UTAH STATE PRISON — Aaron Shavers was just 18 when he shot and killed 15-year-old Jesse Rojas on Dec. 26, 1998.
In 2001, Shavers pleaded guilty to murder and was sentenced to five years to life in prison. Third District Judge Judith Atherton recommended that Shavers serve at least 16 years.
On Tuesday, Shavers, now 34, was remorseful and apologetic as he went before a member of the Utah Board of Pardons and Parole hoping for a second chance in life.
"I would just like to apologize to the Rojas family for what I've done. It was horrible and I think about it every day. It's changed me completely. I know there really isn't anything I can do to make up for it to them. I hope that just through community service or doing the best I can for my friends and family that I can do something in the long run to make up for it some way," Shavers told parole board member Jesse Gallegos.
In 1998, Shavers, originally from the St. Louis area, was attending Highland High School. He was doing OK in school and was good in athletics, the board noted. Gallegos asked him Tuesday how he went from being a good student to coming up with a plan to rob someone.
"I felt lost. I'm pretty sure I was trying to fit in. Actually I know I was trying to fit in and do what the people thought at the time was cool or acceptable. I pretty much lived by myself and I was foolish and made a horrible mistake," he said.
It was Shavers who came up with the plan for him and two acquaintances to go into the apartment of Angela Barlow and take a safe, which allegedly contained drugs and money. Shavers said he had purchased marijuana from Barlow in the past and knew that her door was always unlocked.
"We planned on sneaking into the house because a door was open and taking a safe that was in there," he said.
But instead of just walking in and walking out with the safe, Shavers decided to "check" a door leading to a back bedroom.

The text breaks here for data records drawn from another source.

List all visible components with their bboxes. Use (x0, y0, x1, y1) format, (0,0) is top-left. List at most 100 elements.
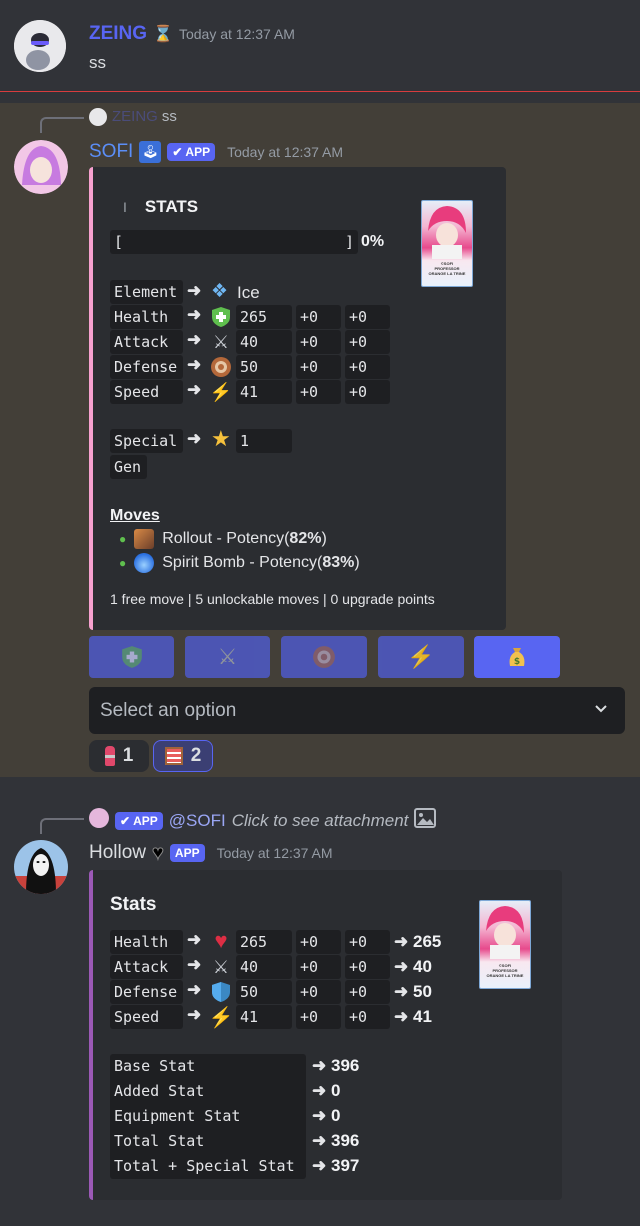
reply-author-redacted[interactable]: ZEING (112, 108, 158, 125)
embed-title: STATS (144, 197, 199, 216)
app-badge: ✔ APP (115, 811, 163, 830)
stat-value: 40 (236, 955, 292, 979)
stat-label: Health (110, 930, 183, 954)
select-dropdown[interactable]: Select an option (89, 687, 625, 734)
reaction-count: 2 (190, 745, 202, 766)
check-icon: ✔ (120, 813, 131, 828)
health-button[interactable] (89, 636, 174, 678)
stat-plus1: +0 (296, 980, 341, 1004)
bullet: ● (119, 532, 127, 546)
summary-label: Total + Special Stat (114, 1157, 295, 1175)
stat-plus2: +0 (345, 380, 390, 404)
stat-total: ➜ 265 (394, 932, 442, 951)
stats-embed: Stats ©SOFI PROFESSOR ORANGE LA TRINE He… (89, 870, 562, 1200)
timestamp: Today at 12:37 AM (216, 845, 333, 861)
card-thumbnail[interactable]: ©SOFI PROFESSOR ORANGE LA TRINE (479, 900, 531, 989)
timestamp: Today at 12:37 AM (178, 26, 295, 42)
card-thumbnail[interactable]: ©SOFI PROFESSOR ORANGE LA TRINE (421, 200, 473, 287)
health-shield-icon (121, 646, 142, 668)
new-messages-divider (0, 91, 640, 92)
stat-label: Attack (110, 330, 183, 354)
stat-total: ➜ 41 (394, 1007, 432, 1026)
reply-mention[interactable]: @SOFI (169, 811, 226, 831)
reply-avatar[interactable] (89, 808, 109, 828)
lightning-icon: ⚡ (407, 644, 435, 669)
arrow-icon: ➜ (187, 429, 202, 448)
reply-connector (40, 117, 84, 133)
stat-value: 41 (236, 1005, 292, 1029)
arrow-icon: ➜ (187, 330, 202, 349)
stat-total: ➜ 50 (394, 982, 432, 1001)
stats-table: Health ➜ ♥ 265 +0 +0 ➜ 265 Attack ➜ ⚔ 40… (110, 928, 470, 1030)
stat-plus2: +0 (345, 955, 390, 979)
author-name[interactable]: SOFI (89, 141, 133, 163)
stat-plus1: +0 (296, 1005, 341, 1029)
timestamp: Today at 12:37 AM (227, 144, 344, 160)
lipstick-icon (104, 746, 115, 766)
snowflake-icon: ❖ (211, 281, 229, 302)
stat-plus1: +0 (296, 330, 341, 354)
bullet: ● (119, 556, 127, 570)
title-prefix: I (123, 199, 127, 215)
message-text: ss (89, 53, 106, 72)
author-name[interactable]: ZEING (89, 23, 147, 45)
heart-icon: ♥ (214, 928, 228, 953)
stat-plus2: +0 (345, 930, 390, 954)
chevron-down-icon (592, 699, 610, 722)
special-label-gen: Gen (110, 455, 147, 479)
stat-value: 265 (236, 930, 292, 954)
author-name[interactable]: Hollow (89, 842, 146, 864)
crossed-swords-icon: ⚔ (217, 644, 238, 669)
arrow-icon: ➜ (187, 380, 202, 399)
summary-label: Equipment Stat (114, 1107, 241, 1125)
stat-label: Speed (110, 1005, 183, 1029)
abacus-icon (164, 747, 183, 765)
stat-label: Attack (110, 955, 183, 979)
attack-button[interactable]: ⚔ (185, 636, 270, 678)
reply-text[interactable]: Click to see attachment (232, 811, 409, 831)
app-badge: ✔ APP (167, 143, 216, 161)
defense-button[interactable] (281, 636, 367, 678)
speed-button[interactable]: ⚡ (378, 636, 464, 678)
progress-bar: [] (110, 230, 358, 254)
reaction[interactable]: 1 (89, 740, 149, 772)
rollout-icon (134, 529, 155, 549)
stat-value: 40 (236, 330, 292, 354)
arrow-icon: ➜ (187, 281, 202, 300)
card-caption: ©SOFI PROFESSOR ORANGE LA TRINE (428, 261, 466, 276)
select-placeholder: Select an option (100, 700, 237, 721)
message-hollow: ✔ APP @SOFI Click to see attachment Hollo… (0, 777, 640, 1226)
stat-value: 50 (236, 355, 292, 379)
stat-plus1: +0 (296, 305, 341, 329)
summary-value: ➜ 396 (312, 1056, 360, 1075)
stats-table: Health ➜ 265 +0 +0 Attack ➜ ⚔ 40 +0 +0 D… (110, 305, 410, 405)
summary-label: Added Stat (114, 1082, 205, 1100)
crossed-swords-icon: ⚔ (212, 331, 230, 352)
reply-text[interactable]: ss (162, 108, 177, 125)
money-button[interactable]: $ (474, 636, 560, 678)
health-shield-icon (210, 306, 232, 328)
avatar-hollow[interactable] (14, 840, 68, 894)
embed-footer: 1 free move | 5 unlockable moves | 0 upg… (110, 591, 435, 607)
avatar-zeing[interactable] (14, 20, 66, 72)
stat-label: Defense (110, 980, 183, 1004)
reaction-selected[interactable]: 2 (153, 740, 213, 772)
stats-embed: I STATS ©SOFI PROFESSOR ORANGE LA TRINE … (89, 167, 506, 630)
reaction-count: 1 (122, 745, 134, 766)
stat-plus2: +0 (345, 330, 390, 354)
stat-label: Speed (110, 380, 183, 404)
image-icon (414, 808, 437, 833)
moves-title: Moves (110, 507, 160, 524)
element-value: Ice (237, 283, 260, 302)
arrow-icon: ➜ (187, 980, 202, 999)
stat-label: Defense (110, 355, 183, 379)
stat-value: 41 (236, 380, 292, 404)
message-sofi: ZEING ss SOFI 🕹 ✔ APP Today at 12:37 AM I… (0, 103, 640, 777)
summary-label: Total Stat (114, 1132, 205, 1150)
move-item: ● Rollout - Potency(82%) (119, 529, 327, 549)
reply-avatar[interactable] (89, 108, 107, 126)
svg-text:$: $ (514, 657, 520, 667)
element-label: Element (110, 280, 183, 304)
summary-table: Base Stat ➜ 396 Added Stat ➜ 0 Equipment… (110, 1054, 410, 1184)
avatar-sofi[interactable] (14, 140, 68, 194)
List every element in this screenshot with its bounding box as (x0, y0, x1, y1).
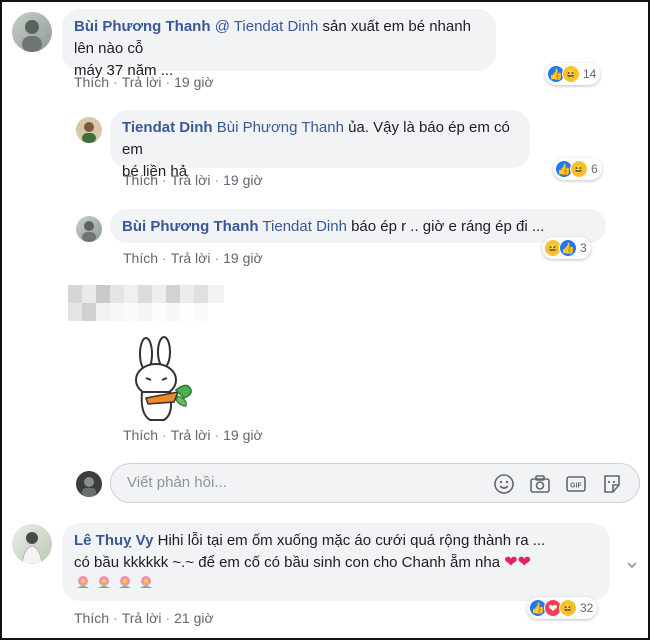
heart-icon: ❤ (504, 554, 518, 571)
comment-author[interactable]: Bùi Phương Thanh (74, 18, 211, 35)
haha-icon: 😆 (570, 160, 588, 178)
bunny-sticker[interactable] (128, 336, 200, 424)
like-icon: 👍 (559, 239, 577, 257)
timestamp[interactable]: 19 giờ (223, 250, 263, 266)
reply-input[interactable]: Viết phản hồi... GIF (110, 463, 640, 503)
like-link[interactable]: Thích (123, 427, 158, 443)
comment-author[interactable]: Bùi Phương Thanh (122, 218, 259, 235)
comment-actions: Thích · Trả lời · 19 giờ (123, 427, 263, 443)
flower-icon (119, 576, 131, 588)
current-user-avatar (76, 471, 102, 497)
comment-bubble: Bùi Phương Thanh Tiendat Dinh báo ép r .… (110, 209, 606, 243)
timestamp[interactable]: 19 giờ (223, 427, 263, 443)
like-link[interactable]: Thích (74, 610, 109, 626)
gif-icon[interactable]: GIF (565, 473, 587, 495)
comment-text: có bầu kkkkkk ~.~ để em cố có bầu sinh c… (74, 554, 501, 571)
smile-icon[interactable] (493, 473, 515, 495)
reaction-count: 3 (580, 241, 587, 255)
comment-thread: Bùi Phương Thanh @ Tiendat Dinh sản xuất… (0, 0, 650, 640)
reaction-summary[interactable]: 👍 ❤ 😆 32 (527, 597, 598, 619)
reply-placeholder: Viết phản hồi... (127, 474, 227, 491)
haha-icon: 😆 (562, 65, 580, 83)
reaction-summary[interactable]: 👍 😆 14 (545, 63, 601, 85)
flower-icon (77, 576, 89, 588)
comment-actions: Thích · Trả lời · 19 giờ (123, 250, 263, 266)
comment-bubble: Bùi Phương Thanh @ Tiendat Dinh sản xuất… (62, 9, 496, 79)
mention-link[interactable]: Tiendat Dinh (262, 218, 347, 235)
comment-text: báo ép r .. giờ e ráng ép đi ... (346, 218, 545, 235)
flower-icon (140, 576, 152, 588)
avatar[interactable] (76, 117, 102, 143)
flower-icon (98, 576, 110, 588)
timestamp[interactable]: 21 giờ (174, 610, 214, 626)
svg-text:GIF: GIF (570, 483, 582, 490)
reply-link[interactable]: Trả lời (171, 427, 211, 443)
haha-icon: 😆 (559, 599, 577, 617)
reply-link[interactable]: Trả lời (122, 74, 162, 90)
reaction-count: 6 (591, 162, 598, 176)
reaction-summary[interactable]: 👍 😆 6 (553, 158, 602, 180)
camera-icon[interactable] (529, 473, 551, 495)
avatar[interactable] (76, 216, 102, 242)
reply-link[interactable]: Trả lời (171, 250, 211, 266)
comment-bubble: Tiendat Dinh Bùi Phương Thanh ủa. Vậy là… (110, 110, 530, 180)
reply-link[interactable]: Trả lời (171, 172, 211, 188)
sticker-icon[interactable] (601, 473, 623, 495)
mention-link[interactable]: Bùi Phương Thanh (217, 119, 344, 136)
reaction-summary[interactable]: 😆 👍 3 (542, 237, 591, 259)
comment-text: Hihi lỗi tại em ốm xuống mặc áo cưới quá… (153, 532, 546, 549)
avatar[interactable] (12, 12, 52, 52)
comment-actions: Thích · Trả lời · 19 giờ (123, 172, 263, 188)
timestamp[interactable]: 19 giờ (174, 74, 214, 90)
comment-actions: Thích · Trả lời · 19 giờ (74, 74, 214, 90)
comment-author[interactable]: Tiendat Dinh (122, 119, 213, 136)
flowers-emoji-row (74, 576, 158, 594)
reply-link[interactable]: Trả lời (122, 610, 162, 626)
reaction-count: 14 (583, 67, 597, 81)
avatar[interactable] (12, 524, 52, 564)
timestamp[interactable]: 19 giờ (223, 172, 263, 188)
like-link[interactable]: Thích (74, 74, 109, 90)
more-options-icon[interactable] (625, 558, 639, 572)
reaction-count: 32 (580, 601, 594, 615)
comment-bubble: Lê Thuỵ Vy Hihi lỗi tại em ốm xuống mặc … (62, 523, 610, 601)
comment-author[interactable]: Lê Thuỵ Vy (74, 532, 153, 549)
like-link[interactable]: Thích (123, 250, 158, 266)
comment-actions: Thích · Trả lời · 21 giờ (74, 610, 214, 626)
like-link[interactable]: Thích (123, 172, 158, 188)
mention-link[interactable]: @ Tiendat Dinh (215, 18, 319, 35)
blurred-author (68, 285, 224, 321)
heart-icon: ❤ (517, 554, 532, 571)
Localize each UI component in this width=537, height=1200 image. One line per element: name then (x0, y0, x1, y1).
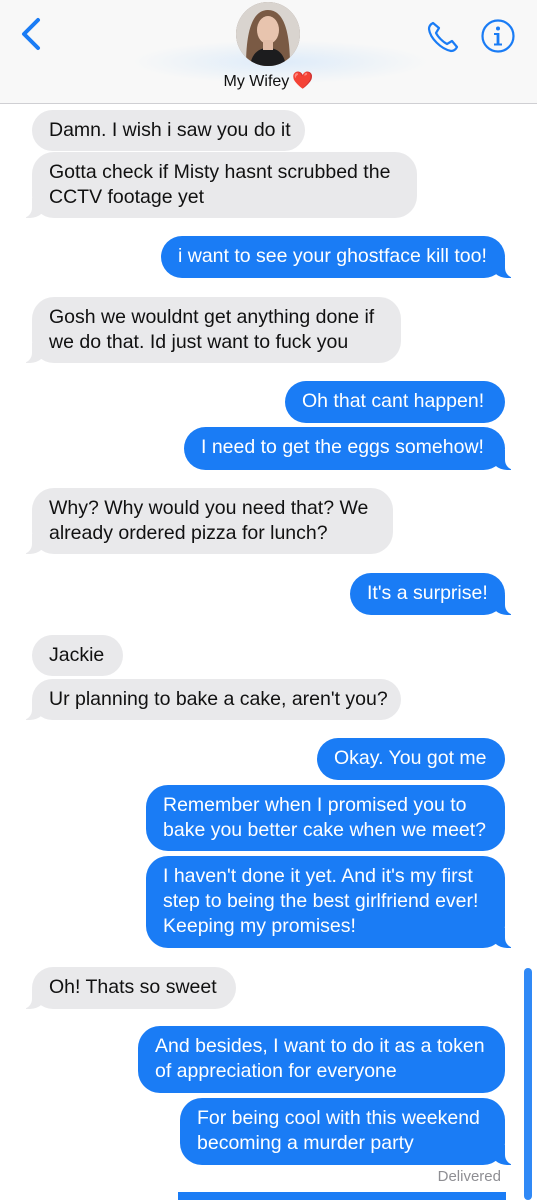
message-text: Okay. You got me (334, 747, 487, 769)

"It wasn't well-thought out. It wasn't something that was a detailed plan," he said. "None of it made any sense. It's not something I'd ever done before or thought about."
And even though he said the intent was never to harm anybody, he took a loaded sawed-off shotgun with him.
"I was responsible," he said. "The fact of the matter is that regardless of my intent, I brought an armed weapon into the house that led to the death, and that leaves me fully responsible."
When he got to the back bedroom, Shavers found that the light was on and people were awake.
"I stood frozen for about three or four seconds, at which point the door was slammed on me. But the gun was caught between the door, the barrel was pulled on and the gun went off what I believed up into the ceiling, at which point I immediately ran, grabbed the safe, ran out, dropped the safe, continued to run to the car, left the safe behind."
The round had not gone into the ceiling, however. Rojas was struck in the head and killed.
At first, Shavers tried to deny to police that he was responsible.
"I know that I was misleading and I know that I lied to them. I know I did not take responsibility," he said. "I knew something was wrong. I'd done something horrible. I wanted to talk but there's the stigma, that you know is out there to be quiet as I was told by (the others) time and time again not to say anything."
Eric John Gomez and Nathan Sanchez eventually pleaded guilty to manslaughter and attempted burglary. They were each sentenced to prison for up to 20 years.
For the majority of time that Shavers has been in prison, Gallegos noted that he had been a model inmate. So much so that his parole hearing was moved up. But in 2014, Shavers was caught transporting heroin, something Gallegos called a "bonehead move."
"I've done a number of things in prison that I didn't want to do, whether because I was scared to say no or foolish," Shavers said.
The inmate said there is "a large amount of items" that get passed around in prison. He said when he was asked to deliver a package by other inmates, as he had been before, he just did it to avoid retaliation and didn't ask what the package was.
But after he got busted with it, Shavers said he faced retaliation from other inmates for losing the heroin and then telling administrators about it. His personal possessions were stolen by other inmates and he was forced to move to a new housing unit.
Gallegos, who previously served as the No. 2 man for the Utah Department of Corrections, while not condoning what Shavers did, acknowledged that there are things inmates do in prison for survival, including being forced into being a mule.
Still, Gallegos said that bust made his decision whether to grant parole much more difficult.
"You have effectively destroyed your life, sir. Yet you have done very well in prison. You are probably worthy of a parole date at some time. I just don't know what I'm going to recommend," he told Shavers.
Several friends and family members attended Shavers' parole hearing. Gallegos noted that family support is important and Shavers seemed to have a lot of it. If he is released, Shavers said he would want to return to St. Louis and possibly work in a Big Brothers program.
The full five-member board will now vote on whether to grant Shavers parole. A decision is expected in about six weeks.